February 11, 2015

In this weeks Sedra, the Netziv, in his unique way, deals with one of the many anthropomorphisms ascribed to Hashem. In 24:11 we read:

To the great men of the Bnei Yisrael He did not stretch out His hand. They gazed upon G-d and they ate and drank.

“Hand” here means power or strength. The power that the pasuk speaks of is the strength to endure one of the most intense experiences known to Man.

We sometimes unconsciously make the mistake of thinking of the material world and its experiences as real, concrete and substantive. Spirituality, we think, is ethereal. We associate it with dreamy clouds. We see it as vapor-like and airy. In truth, however, an actual spiritual episode can be crushing and suffocating to a person not prepared to deal with its overwhelming power.

If a person is fortunate enough to be treated to authentic visions of Divinity, two consequences can follow along. The first is that Hashem grants him not only the experience, but a Divine influence that gives him clarity and understanding.

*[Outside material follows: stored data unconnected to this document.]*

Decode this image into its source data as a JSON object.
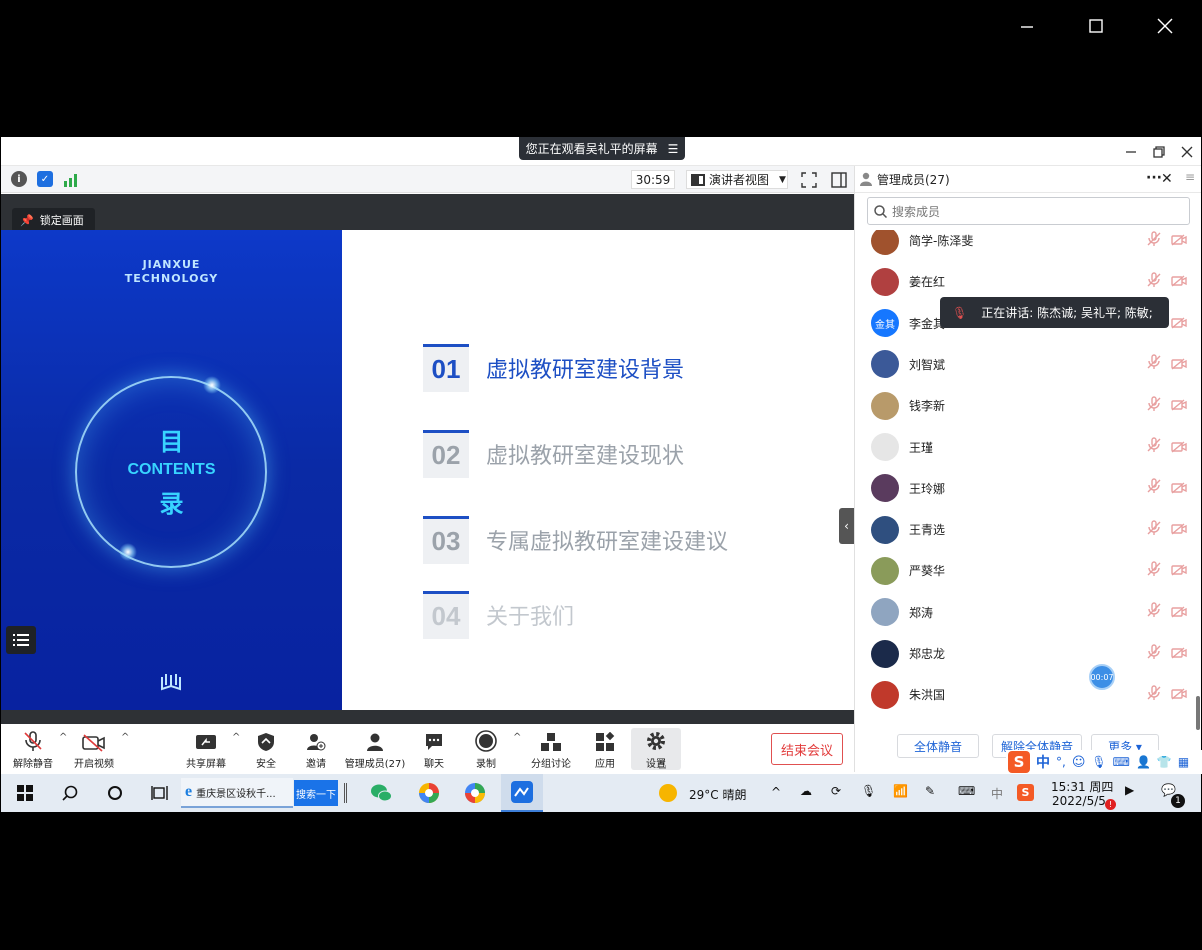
{
  "outer": {
    "controls": [
      "minimize",
      "maximize",
      "close"
    ]
  },
  "banner": {
    "text": "您正在观看吴礼平的屏幕"
  },
  "toolbar": {
    "timer": "30:59",
    "view_label": "演讲者视图"
  },
  "share": {
    "lock_label": "锁定画面",
    "slide": {
      "brand_line1": "JIANXUE",
      "brand_line2": "TECHNOLOGY",
      "char_top": "目",
      "contents": "CONTENTS",
      "char_bottom": "录",
      "toc": [
        {
          "num": "01",
          "text": "虚拟教研室建设背景",
          "active": true
        },
        {
          "num": "02",
          "text": "虚拟教研室建设现状",
          "active": false
        },
        {
          "num": "03",
          "text": "专属虚拟教研室建设建议",
          "active": false
        },
        {
          "num": "04",
          "text": "关于我们",
          "active": false
        }
      ]
    }
  },
  "controls": {
    "unmute": "解除静音",
    "video": "开启视频",
    "share": "共享屏幕",
    "security": "安全",
    "invite": "邀请",
    "members": "管理成员(27)",
    "chat": "聊天",
    "record": "录制",
    "breakout": "分组讨论",
    "apps": "应用",
    "settings": "设置",
    "end": "结束会议"
  },
  "panel": {
    "title": "管理成员(27)",
    "search_placeholder": "搜索成员",
    "speaking": "正在讲话: 陈杰诚; 吴礼平; 陈敏;",
    "timer_bubble": "00:07",
    "members": [
      {
        "name": "简学-陈泽斐",
        "avatar_color": "#a0522d"
      },
      {
        "name": "姜在红",
        "avatar_color": "#b04040"
      },
      {
        "name": "李金其",
        "avatar_color": "#1677ff",
        "initials": "金其"
      },
      {
        "name": "刘智斌",
        "avatar_color": "#3b5998"
      },
      {
        "name": "钱李新",
        "avatar_color": "#b89a6a"
      },
      {
        "name": "王瑾",
        "avatar_color": "#e6e6e6"
      },
      {
        "name": "王玲娜",
        "avatar_color": "#5a3b5e"
      },
      {
        "name": "王青选",
        "avatar_color": "#2f4f7f"
      },
      {
        "name": "严葵华",
        "avatar_color": "#8a9b5a"
      },
      {
        "name": "郑涛",
        "avatar_color": "#8fa5c0"
      },
      {
        "name": "郑忠龙",
        "avatar_color": "#1b2a4a"
      },
      {
        "name": "朱洪国",
        "avatar_color": "#c0392b"
      }
    ],
    "btn_mute_all": "全体静音",
    "btn_unmute_all": "解除全体静音",
    "btn_more": "更多 ▾"
  },
  "taskbar": {
    "ie_label": "重庆景区设秋千...",
    "search_btn": "搜索一下",
    "weather": "29°C  晴朗",
    "time": "15:31 周四",
    "date": "2022/5/5",
    "notif_count": "1",
    "ime_lang": "中"
  }
}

Through it, he can decipher and process the encounter, not just experience it. He also gives the person the ability to withstand the power of that experience, which might otherwise overwhelm him. Instead, he is helped to become a vehicle for the Shechinah.

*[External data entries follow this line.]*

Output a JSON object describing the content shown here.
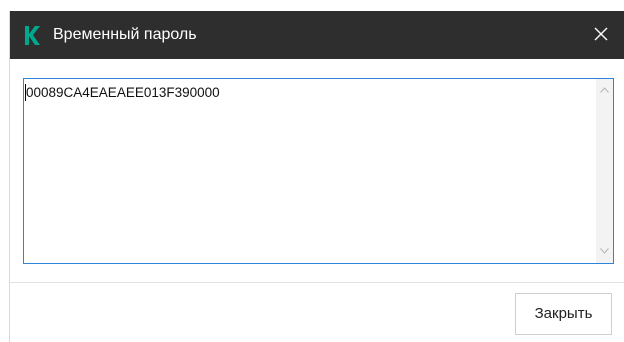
{
  "dialog": {
    "title": "Временный пароль",
    "logo_letter": "k",
    "close_icon": "close-icon"
  },
  "password_field": {
    "value": "00089CA4EAEAEE013F390000"
  },
  "footer": {
    "close_label": "Закрыть"
  },
  "colors": {
    "titlebar_bg": "#2e2e2e",
    "logo_accent": "#00a88e",
    "focus_border": "#2f84d6"
  }
}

When a person endures such an episode, and gains the insight and enlightenment that flows from it, he feels incredible joy – the high of basking in the light of the King.

The “great people” of our pasuk, on the other hand, pushed beyond the limits set for them. They contemplated more than was appropriate for them, more than they were allowed to comprehend. Hashem therefore did not “stretch out His hand” to support them, or to give them the insight to comprehend what they beheld. Without that special support, they should have been grievously injured by the experience. In fact, they would have been, had it not been for the merit of that special day. They were nonetheless punished. Even though they experienced what they did, they did not emerge with great insight or enlightenment. They were not sated by the encounter, but were left with a spiritual void. There was still room within them to eat and drink, unlike others who experienced revelatory visions, whose thoughts would not and could not turn to mundane affairs like dining.

Alternatively, the effect of a strong dose of Divine presence upon an unprepared person can be devastating. It can even be fatal. In this case, Hashem did not want to spoil the joyousness of the occasion, and their punishment was suspended. The experience did leave its mark, however. It weakened and exhausted them to the point that they required food and drink to restore their equilibrium.